Comment aider des enfants anxieux face à la situation ?

Les enfants ressentent énormément les émotions. Ils sont un peu comme des « éponges ». Pour qu’un enfant soit apaisé, il est important que son parent soit lui même apaisé. Donc pour le parent, il faut être :

  • capable de gérer ses émotions à lui en tant que parent et, 
  • être disponible psychiquement pour apaiser les émotions de son propre enfant. 

Ensuite on peut aider les enfants à être créatifs, dans la joie, à créer et, être confiant. 

Penses-tu que l’on peut vraiment profiter de cette période pour se recentrer, apprendre à se connaître et apprécier la solitude ? Si oui, de quelle façon ?

On parle de « solitude », mais en réalité, de nos jours avec les réseaux, on est rarement seuls. 

Je pense sincèrement que cette période peut être vraiment bénéfique pour se reconnecter à soi.
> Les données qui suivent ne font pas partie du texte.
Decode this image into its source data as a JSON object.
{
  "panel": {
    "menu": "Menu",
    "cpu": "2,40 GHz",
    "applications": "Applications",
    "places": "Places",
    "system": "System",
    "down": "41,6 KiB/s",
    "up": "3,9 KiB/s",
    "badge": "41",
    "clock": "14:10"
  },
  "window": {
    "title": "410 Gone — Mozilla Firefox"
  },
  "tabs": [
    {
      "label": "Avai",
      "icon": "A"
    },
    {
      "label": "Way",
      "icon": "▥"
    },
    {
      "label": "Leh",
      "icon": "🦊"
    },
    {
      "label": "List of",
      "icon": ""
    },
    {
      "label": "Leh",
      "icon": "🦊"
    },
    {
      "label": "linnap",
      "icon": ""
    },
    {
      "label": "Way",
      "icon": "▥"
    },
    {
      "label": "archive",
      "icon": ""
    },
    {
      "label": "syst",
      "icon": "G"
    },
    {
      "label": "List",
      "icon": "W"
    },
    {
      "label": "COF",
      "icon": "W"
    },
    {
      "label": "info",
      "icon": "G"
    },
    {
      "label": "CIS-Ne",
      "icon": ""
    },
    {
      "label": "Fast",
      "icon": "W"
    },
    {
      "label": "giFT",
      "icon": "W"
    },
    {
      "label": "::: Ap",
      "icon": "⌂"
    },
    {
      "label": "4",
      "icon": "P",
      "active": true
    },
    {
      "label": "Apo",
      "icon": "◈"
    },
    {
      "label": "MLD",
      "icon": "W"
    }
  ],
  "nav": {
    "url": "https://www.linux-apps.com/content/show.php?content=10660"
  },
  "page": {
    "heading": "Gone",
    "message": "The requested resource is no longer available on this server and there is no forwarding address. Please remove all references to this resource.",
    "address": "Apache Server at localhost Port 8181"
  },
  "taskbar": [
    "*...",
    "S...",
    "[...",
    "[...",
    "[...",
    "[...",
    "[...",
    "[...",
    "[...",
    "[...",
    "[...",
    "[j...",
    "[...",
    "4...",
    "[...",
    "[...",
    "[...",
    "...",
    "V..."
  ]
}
Il faut accueillir ce qui est au fond de nous, ne pas en avoir peur et juste prendre le temps de se poser. 

Il est important aussi de voir les cadeaux cachés de ce confinement. 

Derrière ce chamboulement, nous avons aujourd’hui le temps ! Le temps de faire ce que l’on aime, le temps de profiter de nos enfants, le temps de faire un point sur notre vie et sur ce qui est important pour nous. On peut se questionner :

« La vie que je mène aujourd’hui m’épanouit-elle pleinement ? » « Y a-t-il des choses que j’aimerais faire, repenser, modifier ? »

Le confinement, c’est un peu comme si la Vie offrait à l’ensemble de la planète, une pause, dans une grande cavalcade pour avoir le temps de penser, de respirer et de se réaligner.